L’Inde est plus favorable à une communauté asiatique que la Chine, d’autant qu’elle n’est pas membre de l’ASEAN + 3. Les deux pays n’ont donc par la même vision sur la construction régionale, la Chine a une conception restrictive et centrée sur l’ASEAN + 3 tandis que l’Inde a une conception plus ouverte sur l’extérieur. Cette divergence de vues s’est manifestée en 2005 lors de la création du Sommet de l’Asie orientale. La Chine le voulait composé seulement de l’ASEAN + 3 alors que le Japon défendait l’intégration de l’Inde ainsi que de l’Australie et de la Nouvelle-Zélande dans le but de prévenir tout risque de domination chinoise. Aussi, avant le sommet prévu en décembre, l’ASEAN a convié l’Inde dès mai et quelques semaines plus tard, l’Australie et la Nouvelle-Zélande.

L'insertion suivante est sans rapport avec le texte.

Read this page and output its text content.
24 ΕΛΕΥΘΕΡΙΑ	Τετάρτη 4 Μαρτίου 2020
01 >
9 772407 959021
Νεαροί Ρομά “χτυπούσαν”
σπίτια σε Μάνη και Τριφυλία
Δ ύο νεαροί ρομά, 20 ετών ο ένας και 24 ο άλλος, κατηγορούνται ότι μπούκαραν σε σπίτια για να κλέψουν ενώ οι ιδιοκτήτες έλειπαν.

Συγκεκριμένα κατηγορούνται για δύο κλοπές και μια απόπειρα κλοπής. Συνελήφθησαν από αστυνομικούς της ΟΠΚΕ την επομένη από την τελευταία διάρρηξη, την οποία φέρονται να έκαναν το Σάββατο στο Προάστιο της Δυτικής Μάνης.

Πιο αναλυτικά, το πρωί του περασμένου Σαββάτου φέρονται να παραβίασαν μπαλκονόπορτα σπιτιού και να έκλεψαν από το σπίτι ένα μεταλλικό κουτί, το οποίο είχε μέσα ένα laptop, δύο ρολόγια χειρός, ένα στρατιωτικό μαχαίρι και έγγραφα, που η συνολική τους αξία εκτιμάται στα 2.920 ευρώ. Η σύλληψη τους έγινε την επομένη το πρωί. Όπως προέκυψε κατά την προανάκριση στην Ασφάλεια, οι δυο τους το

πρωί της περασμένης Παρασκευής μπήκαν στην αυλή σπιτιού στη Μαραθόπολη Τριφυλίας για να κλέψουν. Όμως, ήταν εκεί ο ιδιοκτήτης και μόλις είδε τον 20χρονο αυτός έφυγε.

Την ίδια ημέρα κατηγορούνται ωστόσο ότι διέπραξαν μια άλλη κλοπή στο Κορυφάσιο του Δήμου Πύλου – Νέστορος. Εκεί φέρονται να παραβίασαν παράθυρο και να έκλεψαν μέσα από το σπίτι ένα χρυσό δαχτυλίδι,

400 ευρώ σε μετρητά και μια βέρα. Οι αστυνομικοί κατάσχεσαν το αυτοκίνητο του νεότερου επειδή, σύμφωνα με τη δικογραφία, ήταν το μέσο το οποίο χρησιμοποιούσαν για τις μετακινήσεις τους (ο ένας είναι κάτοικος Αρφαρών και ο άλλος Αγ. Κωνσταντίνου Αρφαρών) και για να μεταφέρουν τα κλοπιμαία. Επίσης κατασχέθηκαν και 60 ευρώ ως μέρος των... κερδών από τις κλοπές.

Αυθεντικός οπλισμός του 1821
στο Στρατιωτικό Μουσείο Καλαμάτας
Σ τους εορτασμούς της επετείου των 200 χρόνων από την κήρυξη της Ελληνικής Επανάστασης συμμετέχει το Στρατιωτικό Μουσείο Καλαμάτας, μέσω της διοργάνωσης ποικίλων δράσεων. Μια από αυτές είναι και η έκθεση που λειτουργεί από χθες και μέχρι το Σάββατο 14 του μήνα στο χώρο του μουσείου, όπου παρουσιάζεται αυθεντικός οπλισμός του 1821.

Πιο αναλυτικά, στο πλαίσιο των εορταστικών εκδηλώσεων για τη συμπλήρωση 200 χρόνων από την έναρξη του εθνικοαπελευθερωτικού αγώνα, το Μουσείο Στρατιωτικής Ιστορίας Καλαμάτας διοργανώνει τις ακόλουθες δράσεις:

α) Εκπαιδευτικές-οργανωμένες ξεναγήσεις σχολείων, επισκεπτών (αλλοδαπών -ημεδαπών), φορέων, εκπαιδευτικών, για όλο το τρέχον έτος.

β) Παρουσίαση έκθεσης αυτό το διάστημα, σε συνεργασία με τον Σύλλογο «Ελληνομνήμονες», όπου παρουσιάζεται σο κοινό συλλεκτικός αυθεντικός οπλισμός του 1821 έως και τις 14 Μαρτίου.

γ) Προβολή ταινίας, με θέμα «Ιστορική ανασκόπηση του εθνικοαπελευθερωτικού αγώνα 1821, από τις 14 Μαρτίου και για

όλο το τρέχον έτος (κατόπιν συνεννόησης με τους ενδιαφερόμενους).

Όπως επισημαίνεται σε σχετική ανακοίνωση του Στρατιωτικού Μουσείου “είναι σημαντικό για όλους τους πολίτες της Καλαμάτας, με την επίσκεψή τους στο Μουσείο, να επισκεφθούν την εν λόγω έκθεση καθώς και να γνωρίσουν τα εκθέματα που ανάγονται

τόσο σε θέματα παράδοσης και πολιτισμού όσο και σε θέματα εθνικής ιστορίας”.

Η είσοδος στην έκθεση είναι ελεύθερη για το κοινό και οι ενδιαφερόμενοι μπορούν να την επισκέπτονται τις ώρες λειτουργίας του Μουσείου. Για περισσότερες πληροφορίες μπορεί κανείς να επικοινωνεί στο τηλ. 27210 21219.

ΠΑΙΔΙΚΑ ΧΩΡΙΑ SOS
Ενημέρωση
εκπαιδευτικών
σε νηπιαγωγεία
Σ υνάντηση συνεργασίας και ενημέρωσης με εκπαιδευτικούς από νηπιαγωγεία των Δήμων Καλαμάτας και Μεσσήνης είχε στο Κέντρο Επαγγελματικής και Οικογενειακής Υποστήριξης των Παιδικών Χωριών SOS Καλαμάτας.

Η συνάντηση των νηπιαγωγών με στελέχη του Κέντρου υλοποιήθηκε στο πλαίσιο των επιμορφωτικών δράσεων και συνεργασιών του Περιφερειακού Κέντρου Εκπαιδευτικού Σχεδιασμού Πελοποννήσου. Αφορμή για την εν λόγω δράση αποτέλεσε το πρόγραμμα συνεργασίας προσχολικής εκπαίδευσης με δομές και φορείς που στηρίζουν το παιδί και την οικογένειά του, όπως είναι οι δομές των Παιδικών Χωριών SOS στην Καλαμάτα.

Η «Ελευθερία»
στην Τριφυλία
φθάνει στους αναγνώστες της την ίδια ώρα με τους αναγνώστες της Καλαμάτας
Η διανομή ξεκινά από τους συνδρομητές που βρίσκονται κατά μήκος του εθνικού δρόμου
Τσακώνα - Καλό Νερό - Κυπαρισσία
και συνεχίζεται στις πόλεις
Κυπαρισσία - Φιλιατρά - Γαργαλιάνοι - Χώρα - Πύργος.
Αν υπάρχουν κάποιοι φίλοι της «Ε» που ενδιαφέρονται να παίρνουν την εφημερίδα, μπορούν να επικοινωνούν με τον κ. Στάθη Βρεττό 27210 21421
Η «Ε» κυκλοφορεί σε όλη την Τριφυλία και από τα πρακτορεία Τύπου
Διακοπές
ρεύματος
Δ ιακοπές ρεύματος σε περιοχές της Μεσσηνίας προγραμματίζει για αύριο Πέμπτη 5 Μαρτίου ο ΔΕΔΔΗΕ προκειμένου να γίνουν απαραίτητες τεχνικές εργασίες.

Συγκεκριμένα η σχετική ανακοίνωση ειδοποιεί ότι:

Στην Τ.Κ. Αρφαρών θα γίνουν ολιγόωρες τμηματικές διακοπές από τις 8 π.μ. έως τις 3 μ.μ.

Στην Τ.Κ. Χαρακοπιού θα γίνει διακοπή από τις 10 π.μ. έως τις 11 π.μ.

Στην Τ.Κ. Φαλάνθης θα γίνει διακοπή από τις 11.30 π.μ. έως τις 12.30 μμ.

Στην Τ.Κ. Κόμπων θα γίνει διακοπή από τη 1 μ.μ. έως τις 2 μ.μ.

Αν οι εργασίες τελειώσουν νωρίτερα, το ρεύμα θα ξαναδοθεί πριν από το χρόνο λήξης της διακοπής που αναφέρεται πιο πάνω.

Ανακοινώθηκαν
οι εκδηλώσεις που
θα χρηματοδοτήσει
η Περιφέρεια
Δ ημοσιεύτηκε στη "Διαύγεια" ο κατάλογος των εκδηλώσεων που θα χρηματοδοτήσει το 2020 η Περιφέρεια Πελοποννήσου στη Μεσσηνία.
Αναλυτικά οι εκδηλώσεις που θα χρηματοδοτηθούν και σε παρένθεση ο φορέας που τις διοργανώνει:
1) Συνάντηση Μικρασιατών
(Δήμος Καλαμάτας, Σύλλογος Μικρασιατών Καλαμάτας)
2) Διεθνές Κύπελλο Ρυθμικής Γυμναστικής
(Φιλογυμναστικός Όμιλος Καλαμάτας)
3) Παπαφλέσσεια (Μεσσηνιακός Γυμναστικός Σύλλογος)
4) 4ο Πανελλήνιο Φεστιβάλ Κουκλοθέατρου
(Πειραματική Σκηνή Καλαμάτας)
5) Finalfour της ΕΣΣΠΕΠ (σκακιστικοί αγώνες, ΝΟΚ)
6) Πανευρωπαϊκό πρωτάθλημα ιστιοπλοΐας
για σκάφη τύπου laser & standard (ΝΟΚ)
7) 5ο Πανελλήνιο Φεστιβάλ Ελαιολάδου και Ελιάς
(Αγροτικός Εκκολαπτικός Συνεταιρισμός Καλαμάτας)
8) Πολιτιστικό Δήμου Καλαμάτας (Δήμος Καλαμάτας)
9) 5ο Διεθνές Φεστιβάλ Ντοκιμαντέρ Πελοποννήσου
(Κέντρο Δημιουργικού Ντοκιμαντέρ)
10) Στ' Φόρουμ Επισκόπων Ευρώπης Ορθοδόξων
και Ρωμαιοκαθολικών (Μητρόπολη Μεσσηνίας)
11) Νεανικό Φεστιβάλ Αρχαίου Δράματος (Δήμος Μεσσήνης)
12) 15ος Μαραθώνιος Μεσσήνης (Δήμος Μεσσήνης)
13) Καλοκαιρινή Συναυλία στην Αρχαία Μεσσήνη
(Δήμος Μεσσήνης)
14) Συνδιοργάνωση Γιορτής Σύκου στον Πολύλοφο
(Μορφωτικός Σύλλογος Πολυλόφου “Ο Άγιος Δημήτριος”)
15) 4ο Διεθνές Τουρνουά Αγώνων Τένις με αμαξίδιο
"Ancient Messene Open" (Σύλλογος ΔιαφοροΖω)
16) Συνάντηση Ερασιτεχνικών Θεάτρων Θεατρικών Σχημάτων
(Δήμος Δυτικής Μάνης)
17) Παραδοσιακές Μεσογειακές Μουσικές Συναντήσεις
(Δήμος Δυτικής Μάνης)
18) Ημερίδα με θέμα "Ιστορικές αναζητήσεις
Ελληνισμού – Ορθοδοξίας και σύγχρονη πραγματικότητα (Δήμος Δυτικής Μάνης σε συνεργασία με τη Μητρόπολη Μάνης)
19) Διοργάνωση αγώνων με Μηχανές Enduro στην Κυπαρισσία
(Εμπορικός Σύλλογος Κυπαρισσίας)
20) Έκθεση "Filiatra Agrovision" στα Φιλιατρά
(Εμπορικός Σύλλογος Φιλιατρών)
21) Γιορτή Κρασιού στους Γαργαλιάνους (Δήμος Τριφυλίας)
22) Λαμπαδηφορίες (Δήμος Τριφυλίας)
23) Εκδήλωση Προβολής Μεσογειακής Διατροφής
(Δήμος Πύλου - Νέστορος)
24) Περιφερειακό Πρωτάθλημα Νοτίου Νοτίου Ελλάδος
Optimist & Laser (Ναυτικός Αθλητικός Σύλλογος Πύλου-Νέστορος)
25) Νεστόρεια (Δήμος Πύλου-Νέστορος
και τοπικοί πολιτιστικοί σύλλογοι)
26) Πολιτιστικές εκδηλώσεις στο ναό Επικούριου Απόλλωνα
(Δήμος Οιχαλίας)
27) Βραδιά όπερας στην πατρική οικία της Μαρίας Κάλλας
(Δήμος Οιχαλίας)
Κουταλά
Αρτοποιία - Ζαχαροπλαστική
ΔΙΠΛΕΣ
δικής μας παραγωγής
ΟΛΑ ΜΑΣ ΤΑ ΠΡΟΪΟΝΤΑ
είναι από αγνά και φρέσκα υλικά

L’association et ses différents forums de rencontres se retrouvent au cœur de luttes d’influence entre la Chine et le Japon, ainsi qu’entre la Chine et l’Inde. De plus, les États-Unis ne sont pas absents de l’équation et ils s’appuient sur leurs alliés et partenaires traditionnels en Asie pour mener une politique qui cherche à la fois à intégrer la Chine dans la région dans le but d’en faire un acteur responsable tout en consolidant son réseau d’alliance pour se prémunir au cas où le partenariat avec la Chine s’avérerait non viable. Cette double politique est également pratiquée par l’Inde qui, tout en cherchant à se rapprocher de la Chine, fortifie sa relation avec le Japon et les États-Unis.
Données de 2012, mise à jour en cours.